Wednesday, March 14, 2007

This Is The Zodiac Speaking

Speaking as somebody who was scared shitless by the Robert Graysmith book when it came out in the late 1980s, David Fincher's new film ZODIAC is a terrific example of a riveting story well told. Most appreciated is Fincher's directorial restraint in terms of camera gimmickry and flashy editing. Just point the camera at the actors, and let them perform the words. ZODIAC is also a perfect example of the way that CGI should be used in movies. It's there, around the edges, an excellent tool for filling in edges and completing backgrounds.

As well-acquainted with the Zodiac's history as I am, it was very strange to actually see on-screen events that I have read about and thought about many times. I believe that Graysmith's account of the attacks on Cecilia Shepard and Bryan Hartnell is one of the spookiest I've ever read, and to see it actually occurring in a dramatic fashion brought a shiver. Almost everything Fincher does in ZODIAC is precisely as I imagine it really was.

Not that he doesn't Hollywood things up a bit. Handicapped by the fact that, outside of the killings that occur in the film's first half, the Zodiac story has little action or suspense, Fincher creates at least one probably false setpiece to keep us on our toes. That's Graysmith's (Jake Gyllenhaal) visit to Bob Vaughn's house, where Fincher has Vaughn acting unnaturally creepy in order to raise some goosebumps. I don't recall if that's how Graysmith described it in his book, but even so, it all rings phony in the film.

It's been written that ZODIAC seems influenced by ALL THE PRESIDENT'S MEN, and I'd have to agree. Not only is much of the movie set in a 1970's newspaper office, but David Shire was hired to compose the (sparse) score. As few directors are clamoring for Shire to score their films (even though much of his '70s work is terrific), I have to believe Fincher's choice of composer is no accident.

The attention to period detail is almost perfect; the calendar at Lee Allen's hardware store reads February 1980 (it's supposed to be 1983), and I bought the same shower brush hanging in the Graysmiths' bathroom at Wal-Mart last month, but just about everything else rings true.

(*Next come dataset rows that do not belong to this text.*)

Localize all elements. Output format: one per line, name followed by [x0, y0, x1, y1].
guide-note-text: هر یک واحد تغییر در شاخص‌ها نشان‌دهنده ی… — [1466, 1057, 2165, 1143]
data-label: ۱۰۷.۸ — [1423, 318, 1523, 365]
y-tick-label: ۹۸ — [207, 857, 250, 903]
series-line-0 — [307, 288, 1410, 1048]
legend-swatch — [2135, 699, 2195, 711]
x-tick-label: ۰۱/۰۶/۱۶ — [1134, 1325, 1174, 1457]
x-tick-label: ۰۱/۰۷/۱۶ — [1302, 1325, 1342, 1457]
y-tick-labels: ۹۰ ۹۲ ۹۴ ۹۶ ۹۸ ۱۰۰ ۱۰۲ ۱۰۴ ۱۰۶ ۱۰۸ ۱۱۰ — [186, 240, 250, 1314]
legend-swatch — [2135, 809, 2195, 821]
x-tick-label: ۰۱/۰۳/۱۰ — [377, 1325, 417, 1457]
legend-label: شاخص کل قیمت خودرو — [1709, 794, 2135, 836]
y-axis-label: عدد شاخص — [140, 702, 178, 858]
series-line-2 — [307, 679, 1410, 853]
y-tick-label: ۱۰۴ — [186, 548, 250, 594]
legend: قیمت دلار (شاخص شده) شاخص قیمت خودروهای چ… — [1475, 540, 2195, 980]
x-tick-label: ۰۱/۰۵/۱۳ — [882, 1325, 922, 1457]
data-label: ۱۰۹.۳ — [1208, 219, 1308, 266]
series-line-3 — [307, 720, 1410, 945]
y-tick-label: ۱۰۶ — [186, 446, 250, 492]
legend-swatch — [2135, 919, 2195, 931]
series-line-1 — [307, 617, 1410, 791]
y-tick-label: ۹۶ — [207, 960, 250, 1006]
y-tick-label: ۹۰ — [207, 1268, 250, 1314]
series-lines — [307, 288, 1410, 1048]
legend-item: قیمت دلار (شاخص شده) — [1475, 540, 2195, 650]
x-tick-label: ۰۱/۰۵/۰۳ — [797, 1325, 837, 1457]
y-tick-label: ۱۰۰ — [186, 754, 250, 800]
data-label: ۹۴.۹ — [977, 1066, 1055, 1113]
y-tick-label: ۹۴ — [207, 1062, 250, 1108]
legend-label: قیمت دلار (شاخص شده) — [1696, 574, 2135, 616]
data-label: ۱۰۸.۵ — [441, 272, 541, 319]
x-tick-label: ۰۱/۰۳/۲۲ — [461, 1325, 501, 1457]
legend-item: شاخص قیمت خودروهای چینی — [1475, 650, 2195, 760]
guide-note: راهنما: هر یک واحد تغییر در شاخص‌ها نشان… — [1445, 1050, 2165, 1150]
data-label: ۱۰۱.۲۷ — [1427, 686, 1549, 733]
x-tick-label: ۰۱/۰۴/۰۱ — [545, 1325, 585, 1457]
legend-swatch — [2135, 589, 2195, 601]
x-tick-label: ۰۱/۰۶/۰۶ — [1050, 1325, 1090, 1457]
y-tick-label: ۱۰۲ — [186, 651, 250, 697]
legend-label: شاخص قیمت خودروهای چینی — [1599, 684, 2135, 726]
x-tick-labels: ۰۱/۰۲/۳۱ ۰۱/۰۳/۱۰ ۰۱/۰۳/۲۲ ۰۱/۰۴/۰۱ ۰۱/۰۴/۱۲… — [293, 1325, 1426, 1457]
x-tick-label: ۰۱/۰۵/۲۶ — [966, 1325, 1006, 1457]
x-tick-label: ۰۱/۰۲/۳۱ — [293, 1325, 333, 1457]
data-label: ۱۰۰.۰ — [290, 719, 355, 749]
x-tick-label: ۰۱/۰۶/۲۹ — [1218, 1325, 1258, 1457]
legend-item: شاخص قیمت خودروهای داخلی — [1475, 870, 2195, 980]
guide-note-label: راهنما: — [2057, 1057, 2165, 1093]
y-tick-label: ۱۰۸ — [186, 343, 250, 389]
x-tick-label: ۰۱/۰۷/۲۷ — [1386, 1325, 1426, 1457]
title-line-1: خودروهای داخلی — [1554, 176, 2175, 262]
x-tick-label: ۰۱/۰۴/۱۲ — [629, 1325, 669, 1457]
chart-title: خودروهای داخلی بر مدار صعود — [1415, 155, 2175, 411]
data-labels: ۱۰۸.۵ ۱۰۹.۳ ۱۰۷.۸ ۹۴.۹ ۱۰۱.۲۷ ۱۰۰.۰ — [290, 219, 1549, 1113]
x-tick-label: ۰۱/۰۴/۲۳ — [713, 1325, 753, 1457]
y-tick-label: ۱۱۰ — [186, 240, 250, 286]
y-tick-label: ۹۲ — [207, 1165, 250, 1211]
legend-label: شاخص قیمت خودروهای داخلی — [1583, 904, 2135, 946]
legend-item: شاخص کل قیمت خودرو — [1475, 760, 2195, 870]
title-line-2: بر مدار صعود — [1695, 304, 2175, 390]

Did anyone else recognize Ione Skye (SAY ANYTHING) as Kathleen Johns? It took me a little while; in fact, it took me out of the movie a bit, trying to place her. She appears unbilled, and I'm curious why. The "Hurdy Gurdy Man" connection is the only reason I can think of, though it doesn't explain why she wouldn't take a credit.

2 comments:

Anonymous said...

so should i see this? - kt

Neil said...

I recognized Ione Skye. In fact, it was one of the comments I made to people afterward, that I wondered aloud if it's easier to licence a Donovan song, especially as background for a brutal murder, if Ione Skye's in your movie.

I agree that it's just a really terrific and well-done movie.